As students made their way to classes on a typical winter day yesterday, some paused along with faculty and alumni to celebrate University of Wisconsin’s Founders’ Day, marking the 164th year since the start of classes.
Wisconsin Alumni Association spokesperson Kate Dixon said the purpose of celebrating Founders’ Day is to commemorate Feb. 5, 1849: the first day of classes at UW.
Dixon said inaugural Founders’ Day celebrations took place 75 years after the first day of classes in 1924. Alumni participated in WAA chapters in almost 70 cities across the nation Tuesday, she added.
“[Founders' Day] is a grand tradition,” Dixon said. “It is at the core of what our university is and will be.”
Dixon expressed WAA hopes to help students on campus understand what Founders’ Day is and what it means to be part of the alumni community. She said the spirit of the day regards UW’s academic tradition and legacy.
Speaking to the importance of having a Founders’ Day, David Null from University Archives and Records Management Services said he believes it is important to remember the past and when things started.
“I think it is important to remember where the university came from,” Null said.
Vice Chancellor for University Relations Vince Sweeney described Founders’ Day as an early spring tradition of celebrating the anniversary of UW.
Sweeney said the day provides an opportunity for recognition UW became what it is today because of the work of so many people over the years.
“I think it’s always important to go back, to pause, look back in history and see where we’ve been to help us look where we want to go,” Sweeney said.
According to Null, UW’s founders did not think students in the area had the educational background for university level courses. He said the first UW classes were preparatory, meaning similar to high school classes designed to bring students to a level where they could take university classes.
University classes did not begin until the following year, Null added.
Dixon said WAA celebrations of Founders’ Day continue through May. During this time, she said they ask people to share “academic ‘aha!’” moments and other profound memories in academics or research that will be shared online.
Those interested can also interact on Twitter, using the hashtag “UW1849,” Dixon added.
“To have a day or season when we can celebrate our alma mater,” Dixon said. “It’s wonderful to recognize that area of history.”
According to Dixon, yesterday WAA handed out cake to students in the residence halls. She said this activity helped introduce younger students, who might not have heard of WAA’s goals, to the idea of Founders’ Day.

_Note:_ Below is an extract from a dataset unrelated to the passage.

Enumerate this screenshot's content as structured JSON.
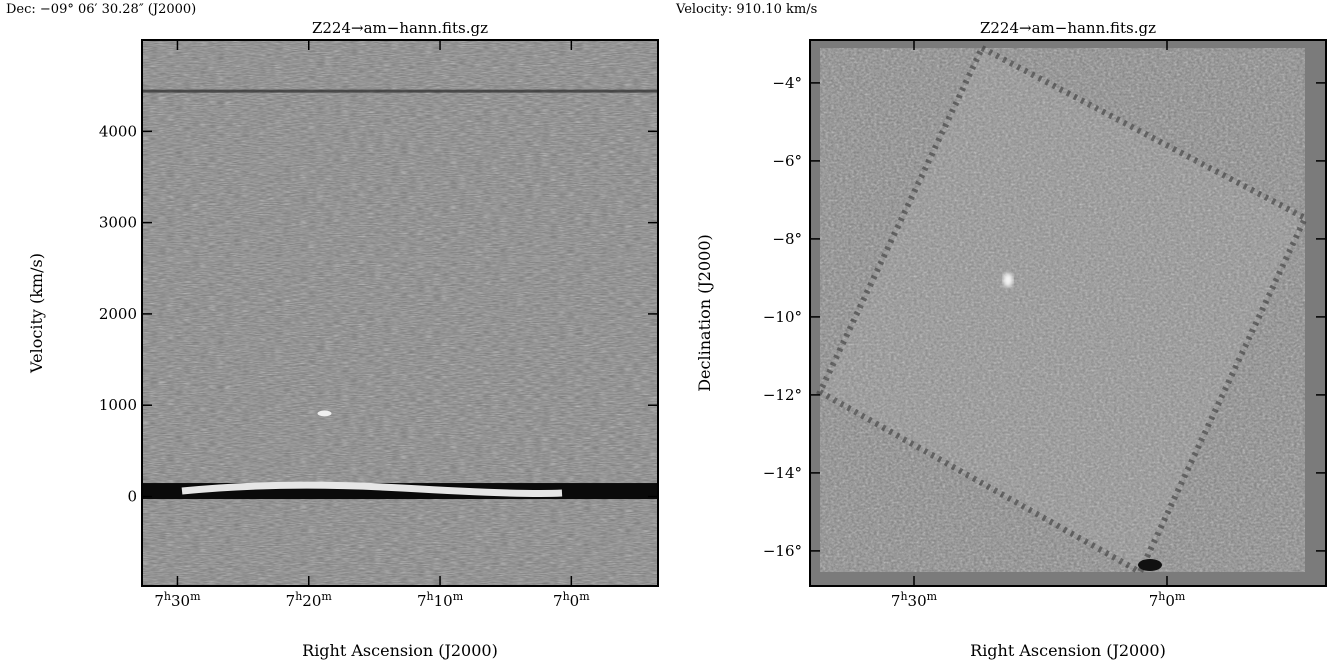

This year, Founders’ Day holds the theme of giving back, Dixon said. They ask alumni to recognize, remember and reflect on the role they have had on the academic legacy of this university and consider what they can do to give back to the university to help that legacy continue.
Dixon expressed that Founders’ Day is a real highlight for alumni, and Sweeney said he expects the tradition will continue for years to come.
“[Founders' Day has] lasted since 1924, so I see no reason why it’s not going to continue for many, many more years,” Sweeney said. “I certainly hope they continue.”